Hot yoga is a system of yoga that places a physical demand on your body, which is a polite way of saying it will try to kill you in a room that's been preheated like a personal pizza oven. The focus in many of the postures is on contraction, tension, effort, sweating in places you didn't know had sweat glands. It is still true yoga, because the concentration remains on the breath and the present moment, even when the present moment is "I am dying, and also there's a person next to me who looks completely fine." It's different from Yin yoga, where the focus might be complete relaxation in a given posture, no pulling, no pushing, no extra stress, just letting the body melt like a popsicle left on a porch, hoping the relaxation itself releases the tension.
In hot yoga, we're hoping a total stress load on the nervous system, tension on the muscular system, causes the body to release like turning a dial, contraction first, then the reflex to let go, like the universe's worst, sweatiest stress ball. Some practices use both.

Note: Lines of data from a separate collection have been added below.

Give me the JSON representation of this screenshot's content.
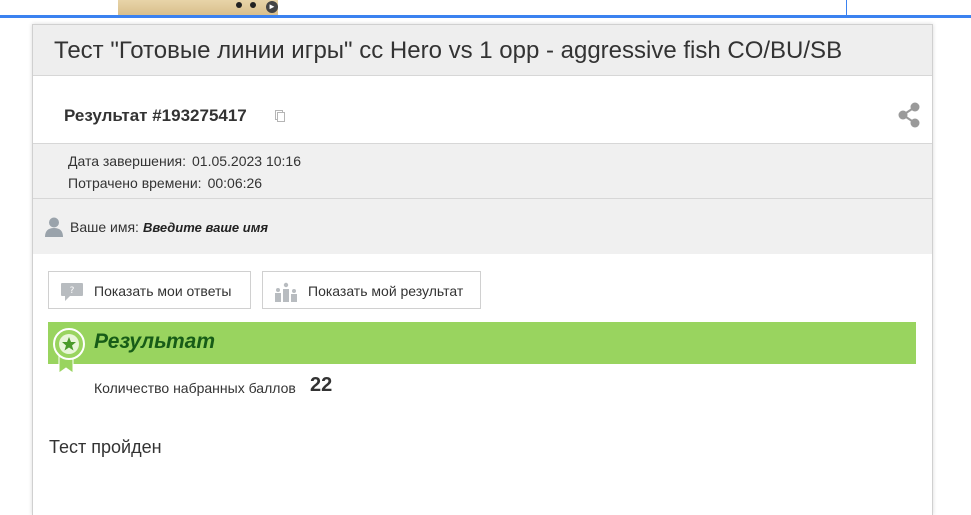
{
  "colors": {
    "accent_blue": "#3b82f0",
    "result_bar": "#99d45f",
    "result_title": "#175c17",
    "header_bg": "#eeeeee",
    "meta_bg": "#f0f0f0"
  },
  "test": {
    "title": "Тест \"Готовые линии игры\" cc Hero vs 1 opp - aggressive fish CO/BU/SB"
  },
  "result": {
    "id_label": "Результат #193275417",
    "copy_icon": "copy-icon",
    "share_icon": "share-icon"
  },
  "meta": {
    "completed_label": "Дата завершения:",
    "completed_value": "01.05.2023 10:16",
    "time_label": "Потрачено времени:",
    "time_value": "00:06:26"
  },
  "user": {
    "name_label": "Ваше имя:",
    "name_placeholder": "Введите ваше имя"
  },
  "buttons": {
    "show_answers": "Показать мои ответы",
    "show_result": "Показать мой результат"
  },
  "summary": {
    "title": "Результат",
    "score_label": "Количество набранных баллов",
    "score_value": "22",
    "status": "Тест пройден"
  }
}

Early in a session, moving through sun salutations, there's a lot of contraction, strength, balancing, twisting, extra stress, which demands more concentration on the breath so you don't accidentally clench your way into a knot shaped like regret. In the second half, seated postures, less muscular effort, more conscious relaxation, which sounds easy until you realize relaxing on command is its own special form of suffering.
Even in moments where total relaxation should be achievable, like dead body pose, the official form in the hot series has you touch your heels together and let your toes fall out, which somehow still requires tension up at the hips, because apparently even corpse pose has homework. Depending on your body, you might rotate the toes from the calves or ankles instead. Can you find relaxation in the feet, in the ankles, even inside a pose that's technically asking you to lie there and pretend to be dead while also actively engaging your hips? Yoga is full of these little jokes.

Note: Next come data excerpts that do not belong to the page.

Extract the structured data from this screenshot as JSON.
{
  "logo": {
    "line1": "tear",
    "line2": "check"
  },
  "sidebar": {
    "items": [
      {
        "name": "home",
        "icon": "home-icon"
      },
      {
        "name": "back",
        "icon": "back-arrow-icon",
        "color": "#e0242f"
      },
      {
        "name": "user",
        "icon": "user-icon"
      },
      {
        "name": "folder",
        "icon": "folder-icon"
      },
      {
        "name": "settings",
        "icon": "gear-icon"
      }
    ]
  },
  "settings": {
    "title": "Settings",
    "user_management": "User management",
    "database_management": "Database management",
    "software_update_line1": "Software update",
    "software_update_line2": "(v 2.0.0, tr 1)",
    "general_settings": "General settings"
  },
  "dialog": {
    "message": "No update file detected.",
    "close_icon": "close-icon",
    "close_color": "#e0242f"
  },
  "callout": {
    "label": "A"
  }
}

The most important thing in all yoga practice is the breath, followed by redirecting your thoughts, which is not the same as fighting them, no matter how much you'd like to body slam an intrusive thought to the floor. Redirecting just means we don't engage with a thought to the point of getting swept away by it. Let it walk in, show its face, maybe wave, and let it walk back out, gently pushed along, blown away, or slid off like it never had a reservation here. Sometimes that takes extra effort, changing the breath, getting absorbed in the difficulty of the posture, anything to yank yourself back to the present moment instead of mentally drafting a text to someone who wronged you in 2014.
In the present moment, old experiences can still live on as tiny flickering images, quietly influencing us, but we don't have to attach to any of them. If something sad surfaces, let out a tear, take a deep breath, take another. This too shall pass, even if "this" is currently your hamstrings filing a formal complaint. Our experience is our life. It's our treasure. But each day, that day's treasure has to get buried in the subconscious, like a squirrel hiding nuts it will absolutely never find again. Every day, a full reset. Let go of resentment, injury, failure, fear, and in the morning, confirm nothing carried over from yesterday. So how do we still know how to tie our shoes, how to turn on the coffee machine? Relax, that stuff comes back automatically. What's useful sticks around. It's only the resentment we're trying to evict.
We tell ourselves it's going, and then a little voice pipes up, "actually, I must hold onto this resentment to preserve the honor of the moment, I must hate the person who hurt me," and then, plot twist, you realize by that same logic you've hurt people too, so now you're spiraling into "I'm unworthy of forgiveness," which is a truly inefficient use of a Tuesday. Let those thoughts rise so you can actually look at them and recognize them as early stage thinking, hand me down narratives you mistook for gospel. Every resentment was designed to be forgiven. The first step is just being willing. And what helps you get willing is realizing resentment is active, not passive. It takes energy to stay angry. It takes energy to defend yourself against the anxiety quietly humming behind that anger, like a refrigerator you've learned to tune out.
When we see an older person, we owe them profound reverence, they've walked a long, difficult road, possibly without air conditioning. When we see young people, reverence too, they're the next generation, and also they will one day discover Bikram yoga and understand our suffering. We must be tolerant. We must teach well. We must be kind. We must be welcoming. Keep an open mind, even a child teaches the deepest philosophy without ever saying a word, usually by handing you a rock like it's the answer to everything.
Coming back to the mat each time is an act of self love and self preservation. It's self help disguised as fitness, like a Trojan horse, except instead of soldiers it's full of feelings. It's meditation. Concentration. Emotional release work. Connection to the body. Learning to move in harmony with a community of strangers all sweating in unison. Teaching ourselves to stay open to a teacher even when they say something slightly odd in a heavy accent. It's the moment to be present, the moment to change patterns, the moment to step into the observer self and cultivate the highest version of who we are, not for material gain, but for gratitude and compassion. These are not easy words to live by. Most people who teach them don't fully live them either, because the mind keeps pulling us away, we learn the lesson, we forget the lesson, we bury it deep in our own tissue like a tiny philosophical time capsule we'll dig up next class.
I am here to serve all living creatures. I am here to give praise to the divine. I am here to be present, for myself, and especially for my children.